There are several elements that make a Fleet Foxes album great. Layered vocals, daring instrumental swells and vibrant, at times anxious, lyrics are all present throughout their catalogue, from the assured folk-pop of their 2008 self-titled debut to the magnificent existential ramblings on 2017's Crack-Up. These signifiers are all present on their new album Shore, but the effects are much more nuanced. Fleet Foxes remain a quintessential millennial band, and, on Shore - which dropped with only a day's warning - they're once again tapping into the millennial psyche, this time with a little more optimism.

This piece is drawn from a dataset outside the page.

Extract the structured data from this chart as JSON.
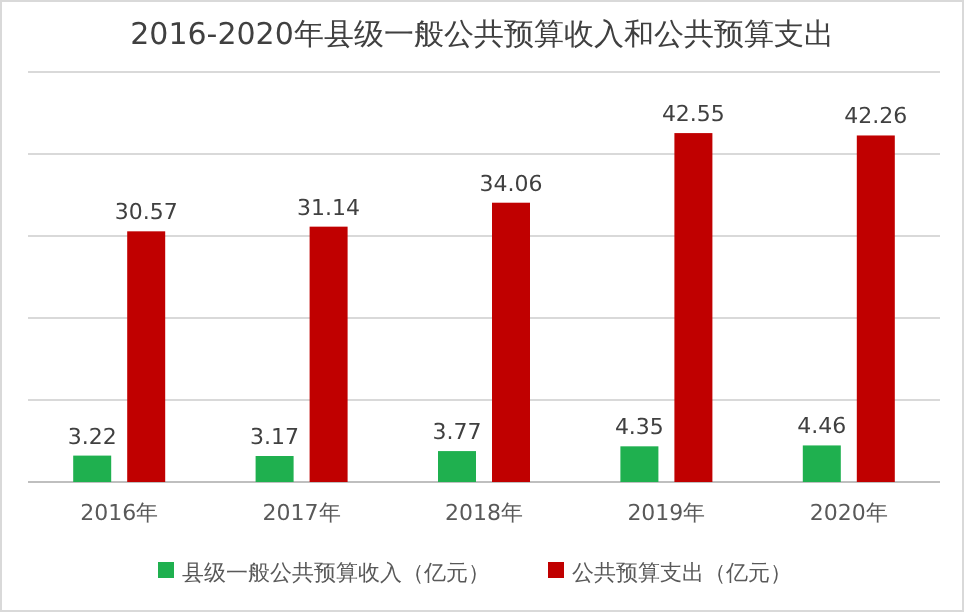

It may be the prettiest version yet of his finely wrought soft-rock pastoralism - from the sky-kissing sweep of 'Young Man's Game' to the sublime acoustic tune 'I'm Not My Season.' The most moving moments pay tribute to departed musical heroes, from David Berman of the Silver Jews to Nick Drake and Otis Redding, and time and again Shore believably connects Pecknold's own musical vision with the eternal.
The 55-minute equivalent of putting a seashell next to your ear to access the calming effects of the ocean, Shore succeeds at stemming the underlying storms brewing within us all. In essence, Fleet Foxes have enacted a deeper, zen-tastic 21st-century upgrade to yacht rock.